My recent reading foray into Henri Nouwen's book entitiled, "The Return of the Prodigal Son," has sent me deeper into the parable Jesus told so long ago. Most of us know it as a parable which speaks about a father's love for a son who went off into a life of waste and debauchery. It has always created in me an image of the father standing at the gate each evening looking for his lost son and then running to meet him when his form is seen in the distance. Nouwen's writings about the parable will not allow me to linger at my first impressions.

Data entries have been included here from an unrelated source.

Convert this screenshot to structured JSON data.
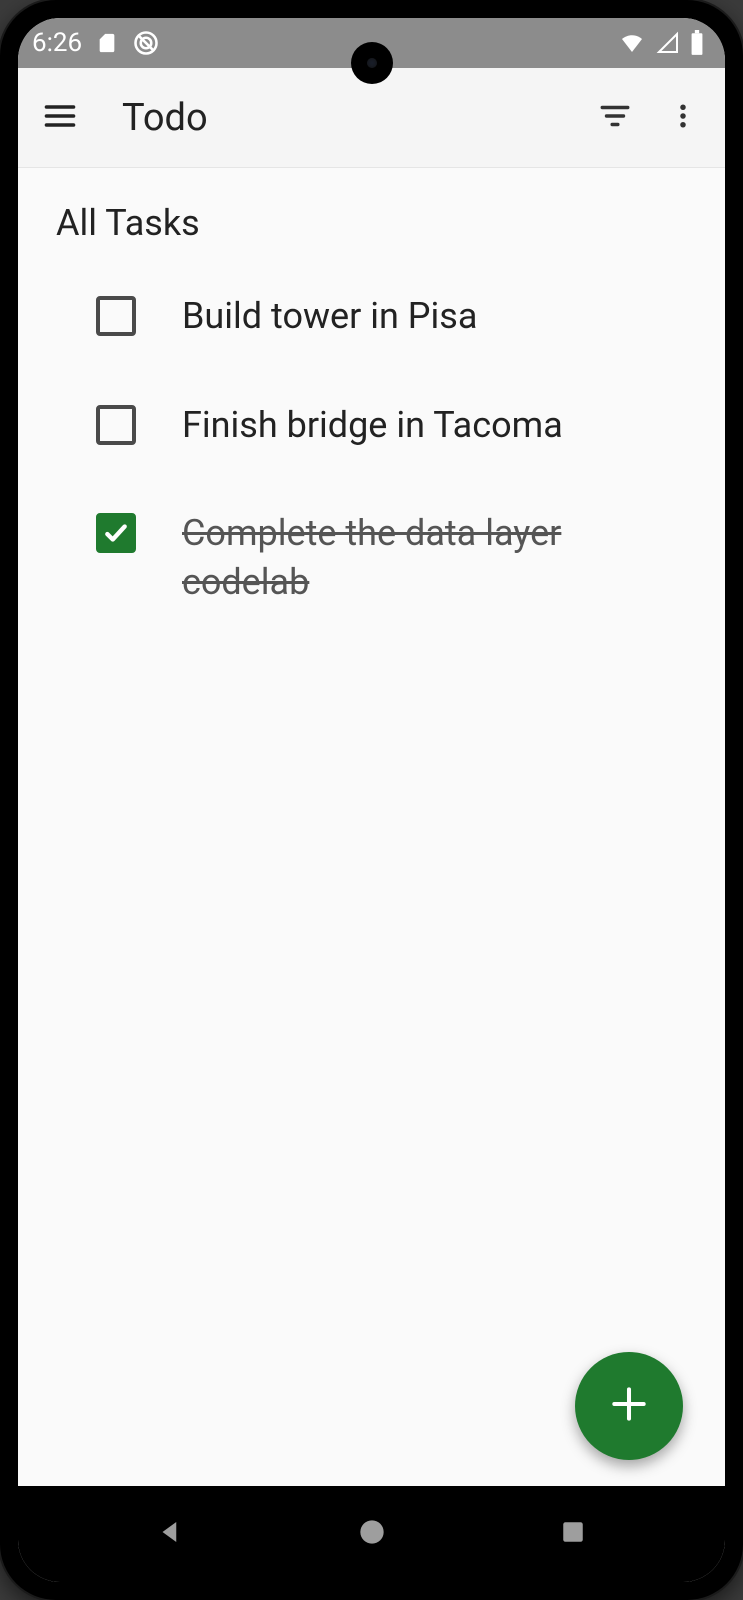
{
  "status": {
    "time": "6:26"
  },
  "appbar": {
    "title": "Todo"
  },
  "section": {
    "title": "All Tasks"
  },
  "tasks": [
    {
      "label": "Build tower in Pisa",
      "done": false
    },
    {
      "label": "Finish bridge in Tacoma",
      "done": false
    },
    {
      "label": "Complete the data layer codelab",
      "done": true
    }
  ],
  "colors": {
    "accent": "#1f7a2e"
  }
}
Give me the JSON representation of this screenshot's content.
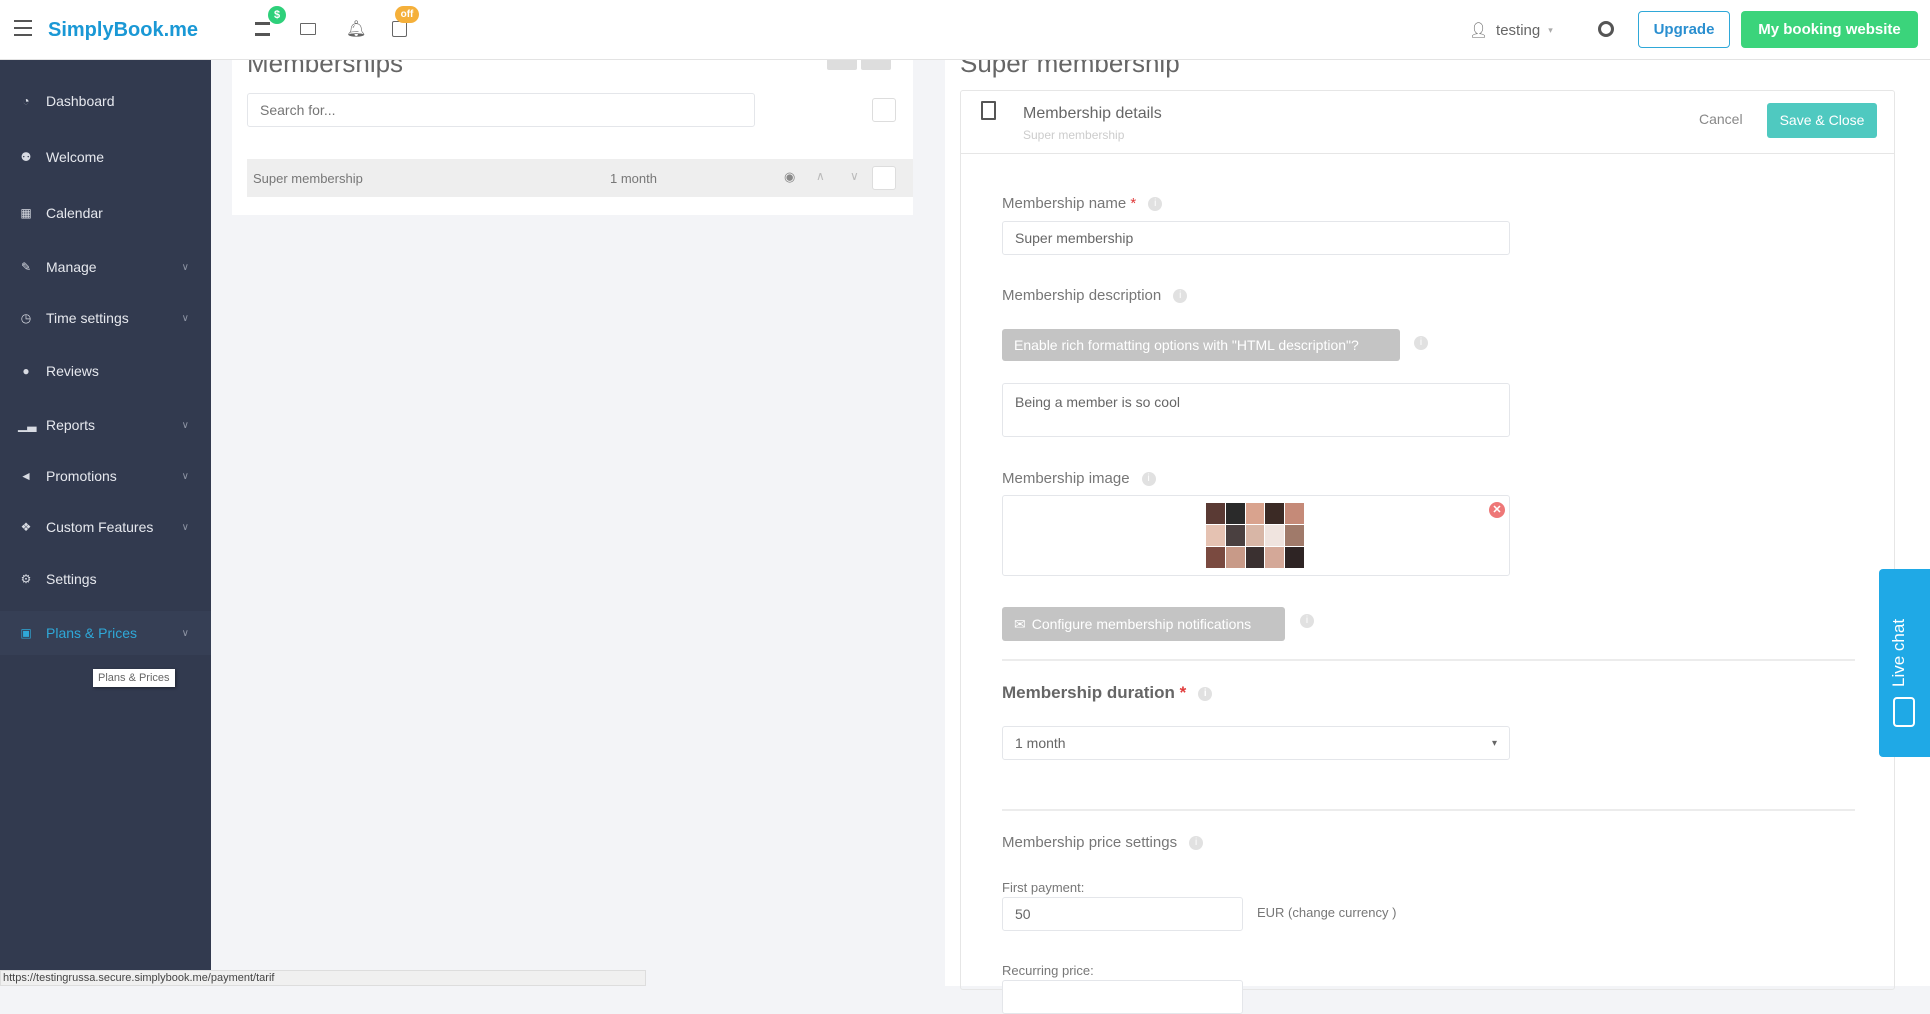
{
  "topbar": {
    "logo": "SimplyBook.me",
    "badge_dollar": "$",
    "badge_off": "off",
    "user": "testing",
    "upgrade": "Upgrade",
    "booking_site": "My booking website"
  },
  "sidebar": {
    "items": [
      {
        "label": "Dashboard",
        "icon": "dashboard-icon",
        "chevron": false
      },
      {
        "label": "Welcome",
        "icon": "bulb-icon",
        "chevron": false
      },
      {
        "label": "Calendar",
        "icon": "calendar-icon",
        "chevron": false
      },
      {
        "label": "Manage",
        "icon": "pencil-icon",
        "chevron": true
      },
      {
        "label": "Time settings",
        "icon": "clock-icon",
        "chevron": true
      },
      {
        "label": "Reviews",
        "icon": "comments-icon",
        "chevron": false
      },
      {
        "label": "Reports",
        "icon": "bar-chart-icon",
        "chevron": true
      },
      {
        "label": "Promotions",
        "icon": "bullhorn-icon",
        "chevron": true
      },
      {
        "label": "Custom Features",
        "icon": "puzzle-icon",
        "chevron": true
      },
      {
        "label": "Settings",
        "icon": "gears-icon",
        "chevron": false
      },
      {
        "label": "Plans & Prices",
        "icon": "money-icon",
        "chevron": true,
        "active": true
      }
    ],
    "tooltip": "Plans & Prices"
  },
  "list": {
    "title": "Memberships",
    "search_placeholder": "Search for...",
    "rows": [
      {
        "name": "Super membership",
        "duration": "1 month"
      }
    ]
  },
  "detail": {
    "title": "Super membership",
    "header": "Membership details",
    "subheader": "Super membership",
    "cancel": "Cancel",
    "save": "Save & Close",
    "name_label": "Membership name",
    "name_value": "Super membership",
    "desc_label": "Membership description",
    "html_btn": "Enable rich formatting options with \"HTML description\"?",
    "desc_value": "Being a member is so cool",
    "image_label": "Membership image",
    "notif_btn": "Configure membership notifications",
    "duration_label": "Membership duration",
    "duration_value": "1 month",
    "price_label": "Membership price settings",
    "first_payment_label": "First payment:",
    "first_payment_value": "50",
    "currency": "EUR (change currency )",
    "recurring_label": "Recurring price:"
  },
  "live_chat": "Live chat",
  "status_url": "https://testingrussa.secure.simplybook.me/payment/tarif",
  "colors": {
    "sidebar": "#323a4f",
    "accent": "#2fa8d8",
    "save": "#4fc9c0",
    "green": "#3bd47b",
    "chat": "#1fa9e6"
  }
}
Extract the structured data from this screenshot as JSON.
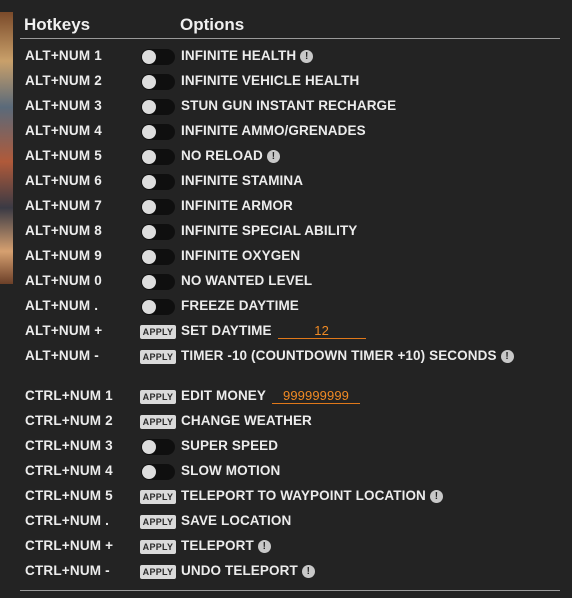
{
  "header": {
    "hotkeys": "Hotkeys",
    "options": "Options"
  },
  "colors": {
    "background": "#232323",
    "accent": "#f08a24",
    "toggle_off": "#0f0f0f",
    "apply_button": "#dadada"
  },
  "rows": [
    {
      "hotkey": "ALT+NUM 1",
      "control": "toggle",
      "state": "off",
      "label": "INFINITE HEALTH",
      "info": true
    },
    {
      "hotkey": "ALT+NUM 2",
      "control": "toggle",
      "state": "off",
      "label": "INFINITE VEHICLE HEALTH",
      "info": false
    },
    {
      "hotkey": "ALT+NUM 3",
      "control": "toggle",
      "state": "off",
      "label": "STUN GUN INSTANT RECHARGE",
      "info": false
    },
    {
      "hotkey": "ALT+NUM 4",
      "control": "toggle",
      "state": "off",
      "label": "INFINITE AMMO/GRENADES",
      "info": false
    },
    {
      "hotkey": "ALT+NUM 5",
      "control": "toggle",
      "state": "off",
      "label": "NO RELOAD",
      "info": true
    },
    {
      "hotkey": "ALT+NUM 6",
      "control": "toggle",
      "state": "off",
      "label": "INFINITE STAMINA",
      "info": false
    },
    {
      "hotkey": "ALT+NUM 7",
      "control": "toggle",
      "state": "off",
      "label": "INFINITE ARMOR",
      "info": false
    },
    {
      "hotkey": "ALT+NUM 8",
      "control": "toggle",
      "state": "off",
      "label": "INFINITE SPECIAL ABILITY",
      "info": false
    },
    {
      "hotkey": "ALT+NUM 9",
      "control": "toggle",
      "state": "off",
      "label": "INFINITE OXYGEN",
      "info": false
    },
    {
      "hotkey": "ALT+NUM 0",
      "control": "toggle",
      "state": "off",
      "label": "NO WANTED LEVEL",
      "info": false
    },
    {
      "hotkey": "ALT+NUM .",
      "control": "toggle",
      "state": "off",
      "label": "FREEZE DAYTIME",
      "info": false
    },
    {
      "hotkey": "ALT+NUM +",
      "control": "apply",
      "apply_label": "APPLY",
      "label": "SET DAYTIME",
      "value": "12",
      "info": false
    },
    {
      "hotkey": "ALT+NUM -",
      "control": "apply",
      "apply_label": "APPLY",
      "label": "TIMER -10 (COUNTDOWN TIMER +10) SECONDS",
      "info": true
    },
    {
      "hotkey": "CTRL+NUM 1",
      "control": "apply",
      "apply_label": "APPLY",
      "label": "EDIT MONEY",
      "value": "999999999",
      "info": false
    },
    {
      "hotkey": "CTRL+NUM 2",
      "control": "apply",
      "apply_label": "APPLY",
      "label": "CHANGE WEATHER",
      "info": false
    },
    {
      "hotkey": "CTRL+NUM 3",
      "control": "toggle",
      "state": "off",
      "label": "SUPER SPEED",
      "info": false
    },
    {
      "hotkey": "CTRL+NUM 4",
      "control": "toggle",
      "state": "off",
      "label": "SLOW MOTION",
      "info": false
    },
    {
      "hotkey": "CTRL+NUM 5",
      "control": "apply",
      "apply_label": "APPLY",
      "label": "TELEPORT TO WAYPOINT LOCATION",
      "info": true
    },
    {
      "hotkey": "CTRL+NUM .",
      "control": "apply",
      "apply_label": "APPLY",
      "label": "SAVE LOCATION",
      "info": false
    },
    {
      "hotkey": "CTRL+NUM +",
      "control": "apply",
      "apply_label": "APPLY",
      "label": "TELEPORT",
      "info": true
    },
    {
      "hotkey": "CTRL+NUM -",
      "control": "apply",
      "apply_label": "APPLY",
      "label": "UNDO TELEPORT",
      "info": true
    }
  ],
  "info_glyph": "!"
}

While I am not the first to come to such an observation, it surely seems that the parable encapsulates the whole of Biblical story from Genesis to Revelation. A son born into the midst of the Father's blessings and riches spurns them, loses sight of who he is, and wanders away from where he was born to be. He returns only to be served, loved, and treated once again as a son conceived and nurtured in the Father's love.
We are captured by the story because it is our story. It speaks of our own journey away from claiming who we are as a child of the Creator Father God and our wandering to a place in life where our identity is defined by the things our ego seeks to find. Seeing the Holy One on the cross is a message to us all that God is not out there somewhere, but is present among us with a seeking and welcoming love wherever and whenever we find ourselves. We have but to look His way, which is the way of the cross, to see that His arms are open to us and that we are invited to return where we belong.